One of the many problems I have with this whole thing is this claim that the private sector are "choosing" to possibly exclude the unvaccinated because that's their choice.

In the wake of the understanding the public has about the dangers of Covid-19 (Your Brain on Murder – and Covid-19), which gap between reality and fearful imaginings I put down to the usual MSM-Government hysteria, I think property owners are being cynically used as a sword and a shield by the state to get what they want at 90% vaccination rates.
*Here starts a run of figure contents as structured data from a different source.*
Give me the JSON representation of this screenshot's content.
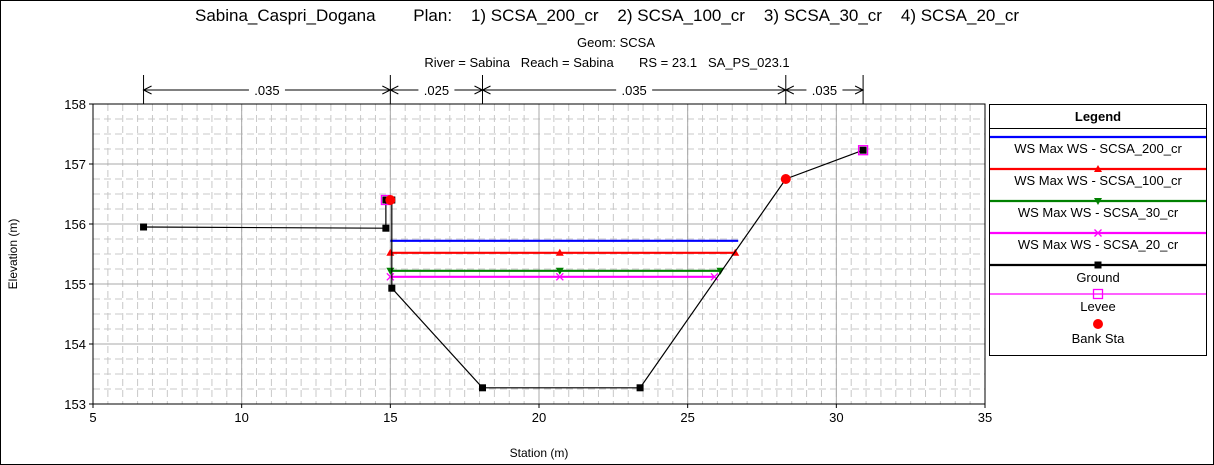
{
  "header": {
    "plan_line": "Sabina_Caspri_Dogana        Plan:    1) SCSA_200_cr    2) SCSA_100_cr    3) SCSA_30_cr    4) SCSA_20_cr",
    "geom_line": "Geom: SCSA",
    "river_line": "River = Sabina   Reach = Sabina       RS = 23.1   SA_PS_023.1"
  },
  "chart_data": {
    "type": "line",
    "xlabel": "Station (m)",
    "ylabel": "Elevation (m)",
    "xlim": [
      5,
      35
    ],
    "ylim": [
      153,
      158
    ],
    "xticks": [
      5,
      10,
      15,
      20,
      25,
      30,
      35
    ],
    "yticks": [
      153,
      154,
      155,
      156,
      157,
      158
    ],
    "grid": true,
    "legend_position": "right",
    "mannings_n": [
      {
        "label": ".035",
        "from": 6.7,
        "to": 15.0
      },
      {
        "label": ".025",
        "from": 15.0,
        "to": 18.1
      },
      {
        "label": ".035",
        "from": 18.1,
        "to": 28.3
      },
      {
        "label": ".035",
        "from": 28.3,
        "to": 30.9
      }
    ],
    "series": [
      {
        "name": "WS Max WS - SCSA_200_cr",
        "color": "#0000ff",
        "marker": "none",
        "x": [
          15.0,
          26.7
        ],
        "y": [
          155.72,
          155.72
        ]
      },
      {
        "name": "WS Max WS - SCSA_100_cr",
        "color": "#ff0000",
        "marker": "triangle-up",
        "x": [
          15.0,
          20.7,
          26.6
        ],
        "y": [
          155.52,
          155.52,
          155.52
        ]
      },
      {
        "name": "WS Max WS - SCSA_30_cr",
        "color": "#008000",
        "marker": "triangle-down",
        "x": [
          15.0,
          20.7,
          26.1
        ],
        "y": [
          155.22,
          155.22,
          155.22
        ]
      },
      {
        "name": "WS Max WS - SCSA_20_cr",
        "color": "#ff00ff",
        "marker": "x",
        "x": [
          15.0,
          20.7,
          25.9
        ],
        "y": [
          155.12,
          155.12,
          155.12
        ]
      },
      {
        "name": "Ground",
        "color": "#000000",
        "marker": "square",
        "x": [
          6.7,
          14.85,
          14.85,
          15.05,
          15.05,
          18.1,
          23.4,
          28.3,
          30.9
        ],
        "y": [
          155.95,
          155.93,
          156.4,
          156.4,
          154.93,
          153.27,
          153.27,
          156.75,
          157.23
        ]
      },
      {
        "name": "Levee",
        "color": "#ff00ff",
        "marker": "open-square",
        "x": [
          14.85,
          30.9
        ],
        "y": [
          156.4,
          157.23
        ]
      },
      {
        "name": "Bank Sta",
        "color": "#ff0000",
        "marker": "circle",
        "x": [
          15.0,
          28.3
        ],
        "y": [
          156.4,
          156.75
        ]
      }
    ]
  },
  "legend": {
    "title": "Legend",
    "items": [
      {
        "label": "WS Max WS - SCSA_200_cr",
        "color": "#0000ff",
        "marker": "none"
      },
      {
        "label": "WS Max WS - SCSA_100_cr",
        "color": "#ff0000",
        "marker": "triangle-up"
      },
      {
        "label": "WS Max WS - SCSA_30_cr",
        "color": "#008000",
        "marker": "triangle-down"
      },
      {
        "label": "WS Max WS - SCSA_20_cr",
        "color": "#ff00ff",
        "marker": "x"
      },
      {
        "label": "Ground",
        "color": "#000000",
        "marker": "square"
      },
      {
        "label": "Levee",
        "color": "#ff00ff",
        "marker": "open-square"
      },
      {
        "label": "Bank Sta",
        "color": "#ff0000",
        "marker": "circle"
      }
    ]
  }
}
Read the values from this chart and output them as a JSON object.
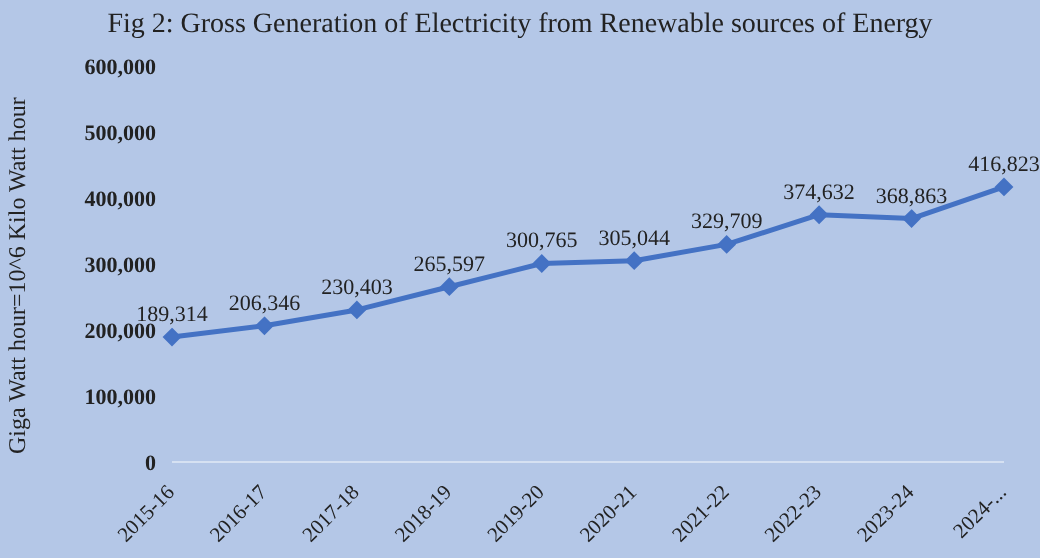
{
  "chart_data": {
    "type": "line",
    "title": "Fig 2: Gross Generation of Electricity from Renewable sources of Energy",
    "ylabel": "Giga Watt hour=10^6  Kilo Watt hour",
    "categories": [
      "2015-16",
      "2016-17",
      "2017-18",
      "2018-19",
      "2019-20",
      "2020-21",
      "2021-22",
      "2022-23",
      "2023-24",
      "2024-..."
    ],
    "series": [
      {
        "color": "#4472c4",
        "values": [
          189314,
          206346,
          230403,
          265597,
          300765,
          305044,
          329709,
          374632,
          368863,
          416823
        ],
        "value_labels": [
          "189,314",
          "206,346",
          "230,403",
          "265,597",
          "300,765",
          "305,044",
          "329,709",
          "374,632",
          "368,863",
          "416,823"
        ]
      }
    ],
    "ylim": [
      0,
      600000
    ],
    "yticks": [
      0,
      {
        "value": 100000,
        "label": "100,000"
      },
      {
        "value": 200000,
        "label": "200,000"
      },
      {
        "value": 300000,
        "label": "300,000"
      },
      {
        "value": 400000,
        "label": "400,000"
      },
      {
        "value": 500000,
        "label": "500,000"
      },
      {
        "value": 600000,
        "label": "600,000"
      }
    ],
    "marker": "diamond"
  }
}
From the start it has been a very dark exercise in exploiting people's sense of risk. At present all I can hope for is that after perhaps another year where the pandemic burns itself out and the government-MSM complex are forced to move to some new crisis, these witch-burning rules will die away.

That's a pretty sad reflection on a 21st century society.

Anonymous said...

There are many legitimate questions about these 'vaccines', including how it got such quick FDA and other approval (there are also many legitimate concerns about the conduct of FDA and other health bodies around covid, I suggest doing some more research). It was marketed as protecting people from infection, so why do the vaccinated fear the unvaccinated? The argument about clogging up the health system is also weak. A very small percentage of cases end up in hospital, and almost all of those are with co-morbidities. Also, if following this line, then we should look at curbing the freedoms of all those who live unhealthy lifestyles who place the same or heavier burdens on the health system. Lastly, while private business should have the freedom to discriminate, that does not make such actions acceptable. In a free society, discrimination by ethnicity or religion would be allowed, but would, nonetheless, be extremely distasteful. Discrimination against obese or otherwise unhealthy people could also be justified on similar grounds to what is currently happening to the unvaccinated.